登入 centos01 ,執行下列命令:
select * from sys.dm_hadr_availability_replica_states
select * from sys.dm_hadr_availability_replica_cluster_states
select * from sys.dm_hadr_availability_replica_cluster_nodes
select * from sys.dm_hadr_availability_group_states
可知,centos01 上沒有新增到 InvestorAG 中來的 replica, group 和 replica 唯一確定了參與 Availability Group 的成員,即 group_id 與 replica_id 是組合唯一鍵。
在每臺從庫上執行下面命令:
ALTER AVAILABILITY GROUP [InvestorAG]
Join WITH(cluster_type=external);
ALTER AVAILABILITY GROUP [InvestorAG]
Grant Create Any Database ;
在 AlwaysOn_health 會話中,找到如下錯誤:
message A connection for availability group ‘InvestorAG’ from availability replica ‘centos01’ with id [D42B7002-C59F-47A3-9E39-7980F399AC91] to ‘centos00’ with id [F7830D02-7E2E-4494-82FD-D1CC700CA108] has been successfully established. This is an informational message only. No user action is required.
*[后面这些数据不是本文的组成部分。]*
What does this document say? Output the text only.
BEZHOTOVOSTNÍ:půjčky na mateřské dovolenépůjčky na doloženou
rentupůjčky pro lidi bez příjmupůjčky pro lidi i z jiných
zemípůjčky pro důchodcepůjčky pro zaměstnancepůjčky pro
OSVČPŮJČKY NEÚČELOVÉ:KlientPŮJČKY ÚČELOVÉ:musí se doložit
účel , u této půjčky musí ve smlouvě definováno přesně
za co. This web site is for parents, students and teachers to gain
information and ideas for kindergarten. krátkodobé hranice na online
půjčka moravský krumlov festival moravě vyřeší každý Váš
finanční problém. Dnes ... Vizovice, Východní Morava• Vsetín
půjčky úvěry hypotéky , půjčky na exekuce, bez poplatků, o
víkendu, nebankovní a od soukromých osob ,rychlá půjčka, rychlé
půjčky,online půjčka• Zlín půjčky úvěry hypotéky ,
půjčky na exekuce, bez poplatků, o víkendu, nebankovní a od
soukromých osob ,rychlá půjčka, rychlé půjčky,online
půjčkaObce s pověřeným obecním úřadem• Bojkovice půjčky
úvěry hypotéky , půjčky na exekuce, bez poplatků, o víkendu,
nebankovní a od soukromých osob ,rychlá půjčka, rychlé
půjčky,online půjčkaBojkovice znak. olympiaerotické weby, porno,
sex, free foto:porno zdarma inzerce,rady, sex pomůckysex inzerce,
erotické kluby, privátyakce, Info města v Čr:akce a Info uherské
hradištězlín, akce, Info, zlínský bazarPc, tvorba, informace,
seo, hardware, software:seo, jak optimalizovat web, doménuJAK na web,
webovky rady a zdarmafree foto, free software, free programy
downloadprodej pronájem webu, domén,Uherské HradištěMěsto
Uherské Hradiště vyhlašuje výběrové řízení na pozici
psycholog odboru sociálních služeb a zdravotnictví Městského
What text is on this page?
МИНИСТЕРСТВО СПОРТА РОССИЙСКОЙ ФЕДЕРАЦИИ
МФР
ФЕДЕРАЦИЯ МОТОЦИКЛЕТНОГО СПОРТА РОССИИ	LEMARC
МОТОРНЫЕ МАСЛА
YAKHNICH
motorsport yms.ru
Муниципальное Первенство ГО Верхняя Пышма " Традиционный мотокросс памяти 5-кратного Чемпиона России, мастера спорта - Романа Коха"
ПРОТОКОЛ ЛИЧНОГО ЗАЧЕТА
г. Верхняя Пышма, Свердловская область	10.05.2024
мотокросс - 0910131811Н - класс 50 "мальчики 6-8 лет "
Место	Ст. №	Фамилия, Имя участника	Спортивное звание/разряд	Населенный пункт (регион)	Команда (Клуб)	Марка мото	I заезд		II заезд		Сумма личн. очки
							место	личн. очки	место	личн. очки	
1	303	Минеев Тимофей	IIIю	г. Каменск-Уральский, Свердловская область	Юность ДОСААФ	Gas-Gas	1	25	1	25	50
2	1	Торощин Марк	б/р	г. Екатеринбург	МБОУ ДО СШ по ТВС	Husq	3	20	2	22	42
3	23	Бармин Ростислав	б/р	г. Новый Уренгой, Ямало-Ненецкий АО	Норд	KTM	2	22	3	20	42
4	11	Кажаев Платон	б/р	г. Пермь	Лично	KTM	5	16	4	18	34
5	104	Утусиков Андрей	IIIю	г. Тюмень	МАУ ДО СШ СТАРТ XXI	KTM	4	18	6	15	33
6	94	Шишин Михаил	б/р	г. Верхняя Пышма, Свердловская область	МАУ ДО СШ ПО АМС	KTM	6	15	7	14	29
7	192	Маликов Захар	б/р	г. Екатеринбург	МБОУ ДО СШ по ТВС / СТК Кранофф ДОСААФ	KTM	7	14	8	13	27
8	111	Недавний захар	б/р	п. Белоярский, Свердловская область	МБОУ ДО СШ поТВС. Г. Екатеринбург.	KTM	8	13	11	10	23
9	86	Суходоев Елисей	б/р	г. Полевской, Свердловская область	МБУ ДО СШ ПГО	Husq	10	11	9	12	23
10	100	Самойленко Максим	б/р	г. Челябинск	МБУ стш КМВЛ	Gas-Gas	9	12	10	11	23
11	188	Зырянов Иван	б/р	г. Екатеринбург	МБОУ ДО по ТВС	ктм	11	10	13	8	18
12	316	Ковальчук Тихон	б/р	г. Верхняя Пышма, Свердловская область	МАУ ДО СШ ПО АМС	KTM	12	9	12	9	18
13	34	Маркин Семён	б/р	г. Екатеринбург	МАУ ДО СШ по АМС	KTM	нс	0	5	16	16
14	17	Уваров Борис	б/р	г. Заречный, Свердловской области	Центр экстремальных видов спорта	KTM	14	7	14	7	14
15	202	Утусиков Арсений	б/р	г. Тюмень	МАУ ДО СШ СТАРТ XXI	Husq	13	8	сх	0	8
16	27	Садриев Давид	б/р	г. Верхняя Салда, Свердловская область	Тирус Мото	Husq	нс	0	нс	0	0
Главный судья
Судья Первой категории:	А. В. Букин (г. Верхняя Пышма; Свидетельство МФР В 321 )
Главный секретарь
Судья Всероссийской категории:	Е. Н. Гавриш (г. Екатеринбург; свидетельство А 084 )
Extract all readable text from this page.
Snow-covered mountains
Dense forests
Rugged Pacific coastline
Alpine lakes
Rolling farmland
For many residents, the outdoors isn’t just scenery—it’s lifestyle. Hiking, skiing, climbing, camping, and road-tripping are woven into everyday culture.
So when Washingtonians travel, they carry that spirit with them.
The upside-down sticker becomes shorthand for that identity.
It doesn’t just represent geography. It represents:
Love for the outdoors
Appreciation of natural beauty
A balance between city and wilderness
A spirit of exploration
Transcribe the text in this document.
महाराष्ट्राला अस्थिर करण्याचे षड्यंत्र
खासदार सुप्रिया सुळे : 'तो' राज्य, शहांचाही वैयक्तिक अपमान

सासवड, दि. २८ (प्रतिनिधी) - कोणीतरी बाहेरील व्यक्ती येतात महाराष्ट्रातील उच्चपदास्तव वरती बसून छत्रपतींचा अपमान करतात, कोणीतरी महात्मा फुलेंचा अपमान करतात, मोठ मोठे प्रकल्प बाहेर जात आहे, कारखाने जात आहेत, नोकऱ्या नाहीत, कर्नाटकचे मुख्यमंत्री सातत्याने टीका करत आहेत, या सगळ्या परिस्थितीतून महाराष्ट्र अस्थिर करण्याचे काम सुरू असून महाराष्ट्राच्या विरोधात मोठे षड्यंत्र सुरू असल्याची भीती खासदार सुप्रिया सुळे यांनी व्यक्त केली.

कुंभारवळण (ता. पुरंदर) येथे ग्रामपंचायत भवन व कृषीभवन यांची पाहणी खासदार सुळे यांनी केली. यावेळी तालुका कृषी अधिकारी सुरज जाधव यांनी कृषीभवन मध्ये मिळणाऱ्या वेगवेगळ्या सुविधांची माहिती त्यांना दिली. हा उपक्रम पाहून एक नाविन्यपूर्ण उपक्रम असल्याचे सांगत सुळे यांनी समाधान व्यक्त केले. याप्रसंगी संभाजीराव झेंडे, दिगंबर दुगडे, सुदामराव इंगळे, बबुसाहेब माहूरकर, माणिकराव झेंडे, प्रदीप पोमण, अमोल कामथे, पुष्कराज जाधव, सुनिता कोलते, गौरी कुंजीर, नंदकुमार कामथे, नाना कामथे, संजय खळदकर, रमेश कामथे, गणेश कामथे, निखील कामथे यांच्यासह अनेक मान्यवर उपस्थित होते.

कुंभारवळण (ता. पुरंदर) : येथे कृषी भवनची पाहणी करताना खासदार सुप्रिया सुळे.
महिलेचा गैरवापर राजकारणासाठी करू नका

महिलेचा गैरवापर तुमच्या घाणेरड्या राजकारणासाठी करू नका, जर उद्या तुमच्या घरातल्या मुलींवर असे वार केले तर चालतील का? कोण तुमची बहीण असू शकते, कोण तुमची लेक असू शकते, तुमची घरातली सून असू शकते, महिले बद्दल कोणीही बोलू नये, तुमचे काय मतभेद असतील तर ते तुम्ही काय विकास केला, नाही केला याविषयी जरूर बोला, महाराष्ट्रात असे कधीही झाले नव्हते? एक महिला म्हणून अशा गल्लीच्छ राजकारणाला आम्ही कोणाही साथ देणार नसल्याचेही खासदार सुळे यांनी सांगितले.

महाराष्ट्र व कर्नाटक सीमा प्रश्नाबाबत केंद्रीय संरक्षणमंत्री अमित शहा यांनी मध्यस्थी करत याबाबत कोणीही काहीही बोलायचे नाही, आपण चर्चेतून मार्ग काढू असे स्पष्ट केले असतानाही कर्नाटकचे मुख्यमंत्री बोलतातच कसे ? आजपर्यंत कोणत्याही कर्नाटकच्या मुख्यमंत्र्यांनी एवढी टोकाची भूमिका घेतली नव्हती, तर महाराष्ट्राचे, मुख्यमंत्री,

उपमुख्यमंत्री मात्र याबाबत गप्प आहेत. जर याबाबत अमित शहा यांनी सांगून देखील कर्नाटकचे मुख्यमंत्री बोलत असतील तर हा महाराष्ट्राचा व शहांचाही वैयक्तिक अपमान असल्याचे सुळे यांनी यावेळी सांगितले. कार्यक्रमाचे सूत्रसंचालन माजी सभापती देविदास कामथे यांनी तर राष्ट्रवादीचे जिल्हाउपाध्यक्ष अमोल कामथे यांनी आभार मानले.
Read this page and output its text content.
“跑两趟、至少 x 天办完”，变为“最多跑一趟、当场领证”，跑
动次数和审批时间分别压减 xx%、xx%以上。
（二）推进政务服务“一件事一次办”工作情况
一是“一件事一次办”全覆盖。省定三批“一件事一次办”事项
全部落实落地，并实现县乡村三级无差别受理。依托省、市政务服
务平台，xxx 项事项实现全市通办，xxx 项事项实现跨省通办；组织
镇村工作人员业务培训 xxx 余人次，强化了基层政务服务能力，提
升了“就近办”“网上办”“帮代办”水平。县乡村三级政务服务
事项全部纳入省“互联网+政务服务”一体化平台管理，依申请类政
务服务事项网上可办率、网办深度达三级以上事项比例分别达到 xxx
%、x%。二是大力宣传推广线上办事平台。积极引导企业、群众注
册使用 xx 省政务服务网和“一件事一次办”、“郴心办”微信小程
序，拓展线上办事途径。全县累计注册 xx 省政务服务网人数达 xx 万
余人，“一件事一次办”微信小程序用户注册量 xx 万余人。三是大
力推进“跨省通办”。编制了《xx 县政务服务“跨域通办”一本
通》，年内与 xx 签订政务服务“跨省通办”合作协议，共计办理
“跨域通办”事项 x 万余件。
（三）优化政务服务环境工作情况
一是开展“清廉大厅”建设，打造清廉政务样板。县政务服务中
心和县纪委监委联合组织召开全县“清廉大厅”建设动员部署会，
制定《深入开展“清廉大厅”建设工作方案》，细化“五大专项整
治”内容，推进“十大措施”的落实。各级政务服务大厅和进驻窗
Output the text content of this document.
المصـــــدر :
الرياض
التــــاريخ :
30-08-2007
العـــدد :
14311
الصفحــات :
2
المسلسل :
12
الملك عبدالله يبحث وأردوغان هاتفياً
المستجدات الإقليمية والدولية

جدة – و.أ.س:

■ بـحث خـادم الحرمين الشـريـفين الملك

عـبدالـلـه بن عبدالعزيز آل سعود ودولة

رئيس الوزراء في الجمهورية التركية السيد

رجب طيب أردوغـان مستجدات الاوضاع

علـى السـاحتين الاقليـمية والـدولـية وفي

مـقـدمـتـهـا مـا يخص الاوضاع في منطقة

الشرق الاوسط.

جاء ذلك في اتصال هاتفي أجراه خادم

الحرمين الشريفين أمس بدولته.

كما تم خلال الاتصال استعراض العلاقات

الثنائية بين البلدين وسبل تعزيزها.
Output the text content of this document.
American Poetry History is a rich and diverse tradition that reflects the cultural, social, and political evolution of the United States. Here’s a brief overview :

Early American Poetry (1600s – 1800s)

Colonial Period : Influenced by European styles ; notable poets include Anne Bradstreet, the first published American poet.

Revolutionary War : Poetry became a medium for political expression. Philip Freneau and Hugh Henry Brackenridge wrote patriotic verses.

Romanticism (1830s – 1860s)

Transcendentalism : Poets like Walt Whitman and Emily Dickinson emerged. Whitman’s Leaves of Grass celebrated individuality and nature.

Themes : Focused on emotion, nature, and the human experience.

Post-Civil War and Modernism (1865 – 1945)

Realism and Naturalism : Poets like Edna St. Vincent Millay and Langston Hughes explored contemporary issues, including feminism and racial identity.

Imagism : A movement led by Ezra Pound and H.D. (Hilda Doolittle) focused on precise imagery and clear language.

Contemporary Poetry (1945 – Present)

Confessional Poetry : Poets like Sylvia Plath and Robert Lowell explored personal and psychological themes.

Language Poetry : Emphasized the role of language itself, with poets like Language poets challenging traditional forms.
但這個錯誤顯然是讓人高興的。因為再次去主庫上查詢狀態時,centos01 從庫已經上線了。
但此時 Investor 資料庫還沒有完全上線,即從庫 centos01 還沒有接收到主庫同步過來的 Investor 資料庫。因為我還沒有把資料庫 Investor 加入到 InvestorAG 中來。
需在 master 為當前資料庫的情況下,執行新增 AG 資料庫的操作,否則有這麼個錯誤:
訊息 35208,級別 16,狀態 241,第 32 行
Availability-group DDL operations are permitted only when you are using the master database. Run the USE MASTER command, and retry your availability-group DDL command.
use master
go
alter availability group InvestorAG
add database investor
看上去很簡單, 我認為此時資料庫已經同步到每臺從庫上了,且每臺從庫也都有建立這個庫了,但是並不能訪問
訊息
The target database, ‘investor’, is participating in an availability group and is currently not accessible for queries. Either data movement is suspended or the availability replica is not enabled for read access. To allow read-only access to this and other databases in the availability group, enable read access to one or more secondary availability replicas in the group. For more information, see the ALTER AVAILABILITY GROUP statement in SQL Server Books Online.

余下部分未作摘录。